Geçtiğimiz günlerde İzlanda Dışişleri Bakanı Gunnar Sveinsson, hükümetinin AB adaylığından vazgeçtiği kararını, ülkesini ziyaret eden AB Dönem Başkanı Litvanya’nın Dışişleri Bakanı Edgars Rinkevics’e bir mektup vererek resmileştirdi. İzlanda Dışişleri Bakanlığı’ndan yapılan yazılı açıklamada, “Hükümet, İzlanda’yı artık aday ülke olarak görmemektedir ve bundan sonra AB’den bu karara uygun davranmasını talep etmektedir.

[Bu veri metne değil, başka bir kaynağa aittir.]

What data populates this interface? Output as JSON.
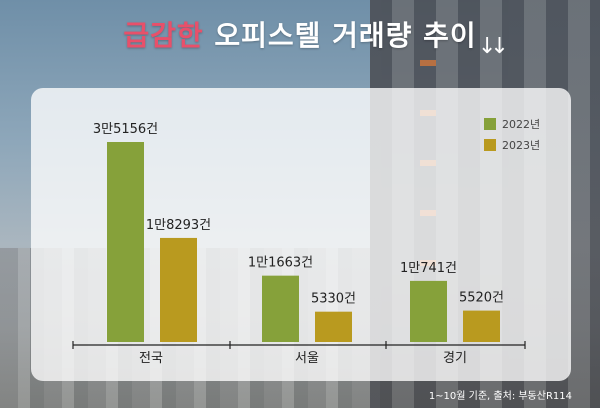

Buna ilaveten yeni politikanın, önceki hükümetin AB katılım müzakerelerinde verdiği taahhütleri hükümsüz kıldığını vurgulamaktadır” ifadesi kullanılmıştır.
AB üyeliğine 16 Temmuz 2009’da başvuran İzlanda, katılım müzakerelerine hemen bir yıl sonra başlamış olsa da bu “onurlu” kararı verebilmiştir. 320 bin nüfuslu İzlanda kendi çıkarlarına ters düştüğü için AB’nin sömürgeci zihniyetine karşı isyan ederek, birçok ülkenin ibret alması gereken kararı vermiştir. Türkiye niye bu kararı alamamaktadır? İç sorunlar nedeniyle birçok problemlerle savaşmak zorunda olan AB’ye üye olmanın Türkiye’ye faydası ne olacaktır? Bu kadar hakarete maruz kalmamıza değer mi? Çanakkale Zaferi’nin 100. yıldönümünde Avrupalı’ya gerekli cevabı verebilecek Atatürkçü bir yetkili yok mudur?